Aldo Leopold's masterpiece, Sand County Almanac, was published in 1949, a year after his death. His greatest contribution was the idea of the land ethic - a proposal for an ecological, ethical and aesthetic science to shape human connections with nature. Ethics is about limits to freedoms. We are free to destroy nature (and we do), yet we should prescribe and accept certain limits. Leopold says, "We abuse land because we regard it as a commodity belonging to us. When we see land as a community to which we belong, we may begin to use it with love and respect." There are many different views of this land ethic: some say it is visionary, others that it is dangerous nonsense. But the point remains that most people in industrialised countries still tend to see nature as a bundle of resources separate from us. Thus the land ethic remains radical, more than half a century after it was woven together by Leopold.

The choices we make matter in today's food systems. Each time consumers buy some food, they help to shape nature and communities somewhere - though we should not overstate the power of consumers in the face of the structure of the world economy. Nonetheless, we are all connected within a much larger system, and we can make these connections work to the good - if we wish.

What do we need to do differently? Perhaps the most compelling of Aldo Leopold's essays is called Thinking Like a Mountain, in which he details the relationship between the wolf, deer and mountain. He recalls his own shooting of a mother wolf caring for a pack of tumbling cubs: "in those days, we never heard of passing up a chance to kill a wolf". But he comes to mourn their loss and his earlier lack of understanding, and goes on to describe the consequences of eliminating the wolves, for, without them, the deer expand too greatly in numbers, and the mountain loses all its vegetation. In the end the whole system collapses.

Leopold would feel at home in today's ancient beech and fir forests of the Carpathian mountains. For these are home to the largest numbers of wolves in Europe, and testament to the principles of ecological balance and diversity. The Carpathian range stretches 1500 km in a giant elbow from Austria to Romania. About half is forest, and the rest flower-rich meadows and valley-floor farms. More than half the Carpathians are in Transilvania, the region of Romania best-known for the fiction of Dracula and werewolves. Today, these forests contain deer, wild boar and chamois, and Europe's largest concentration of carnivores - 5500 brown bears, 3000 wolves and 3000 lynx.

Walking through these grand forests, the heady scent of resin in the air, you would not know it, for the predators are mostly mysterious. Some bears have become notorious locally in the city of Brasov. In Racadau neighbourhood, where harsh tower blocks march in ranks to the forest's edge, habituated bears come down to ransack the garbage on summer nights. The Carpathians are still farmed as they have been for centuries, with small valley farms, and livestock herded on the common mountain meadows for the summer. Each year, shepherds lose a few sheep to bears and wolves, some 10-20 per flock. To date, through, there has been reasonable balance, and shepherds earn a living despite the dangers. The wolves keep down the numbers of deer, without which the trees would suffer. Tree damage in Bavaria, where there are no wolves, is ten times greater than in Transilvania.
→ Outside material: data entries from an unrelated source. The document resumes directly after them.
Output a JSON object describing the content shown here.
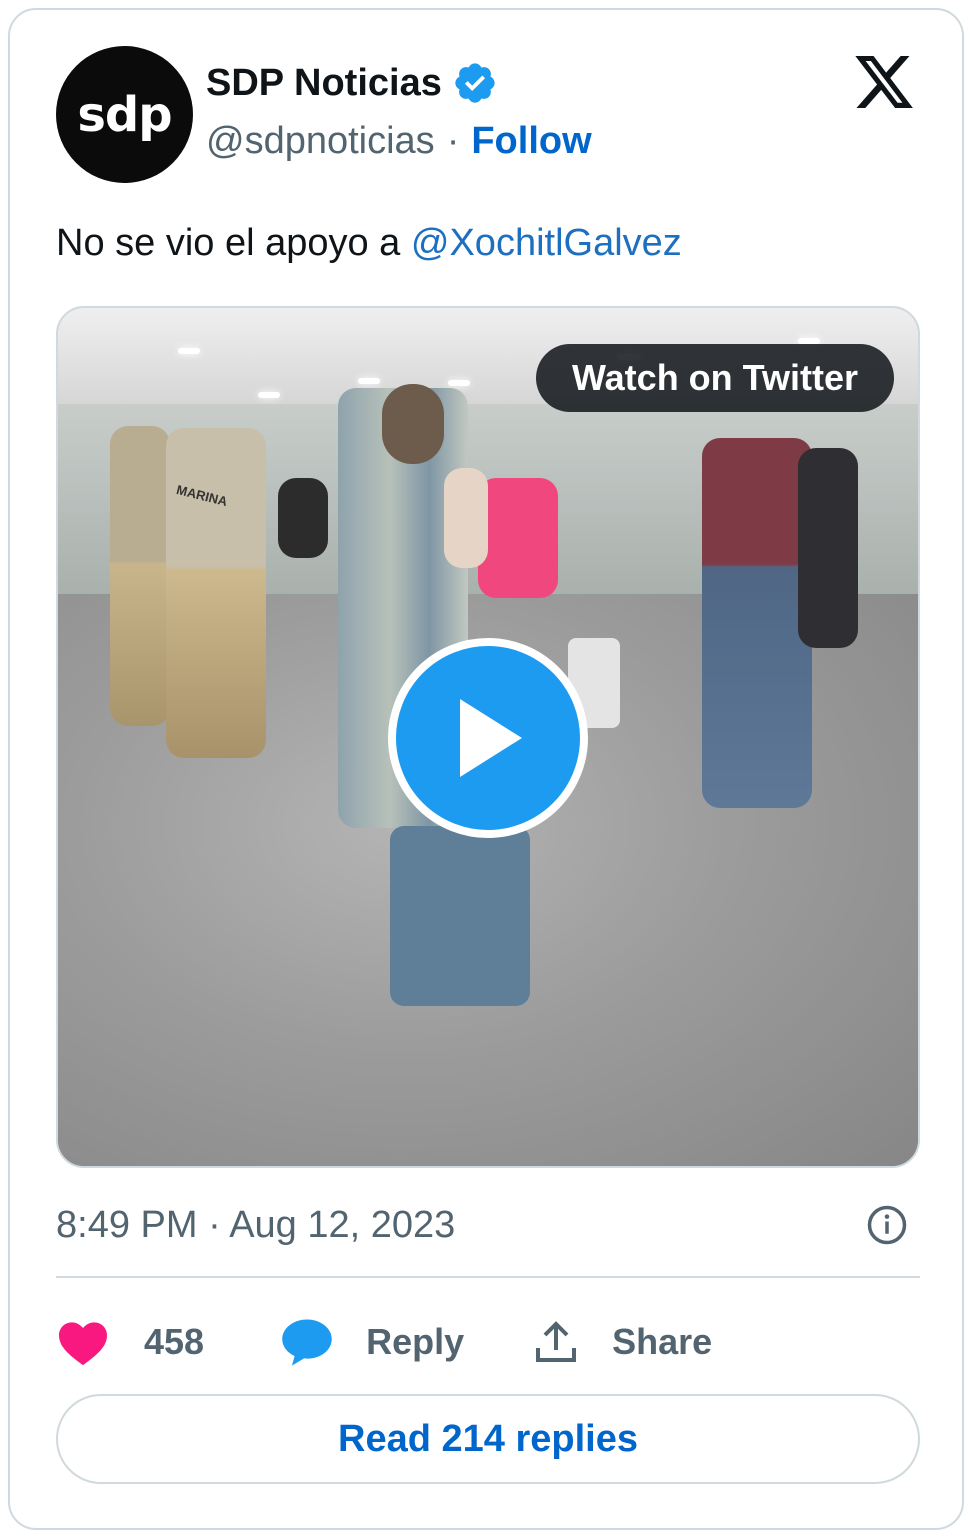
{
  "author": {
    "avatar_text": "sdp",
    "display_name": "SDP Noticias",
    "handle": "@sdpnoticias",
    "separator": "·",
    "follow_label": "Follow"
  },
  "tweet": {
    "text": "No se vio el apoyo a ",
    "mention": "@XochitlGalvez"
  },
  "media": {
    "watch_label": "Watch on Twitter",
    "uniform_text": "MARINA"
  },
  "timestamp": "8:49 PM · Aug 12, 2023",
  "actions": {
    "like_count": "458",
    "reply_label": "Reply",
    "share_label": "Share"
  },
  "read_replies_label": "Read 214 replies",
  "colors": {
    "brand_blue": "#1d9bf0",
    "link_blue": "#0066cc",
    "like_pink": "#f91880",
    "muted": "#536471"
  },
  "icons": [
    "verified-badge-icon",
    "x-logo-icon",
    "play-icon",
    "info-icon",
    "heart-icon",
    "reply-bubble-icon",
    "share-upload-icon"
  ]
}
But there is something very significant about the Carpathians that goes beyond the quirky behaviour of town bears or the distant howls of wolves. Cultural traditions still persist, the landscape is patchy and diverse, and nature coexists with people. But most people are still very poor, and so the question is: can there be sustainable economic and social development without throwing away all that is culturally valuable and distinctive? Or will Romanians tread the same path followed over much of the industrialised world?

I believe that it is possible to have food producing systems that complement and enhance nature. More often than not, such nature will be in farms and fields. There is now growing confidence that we can indeed make the transition directly to sustainable and productive agricultural and food systems that both protect and use nature. It is such a significant break from the recent past that this coming movement may come to be called another agricultural revolution.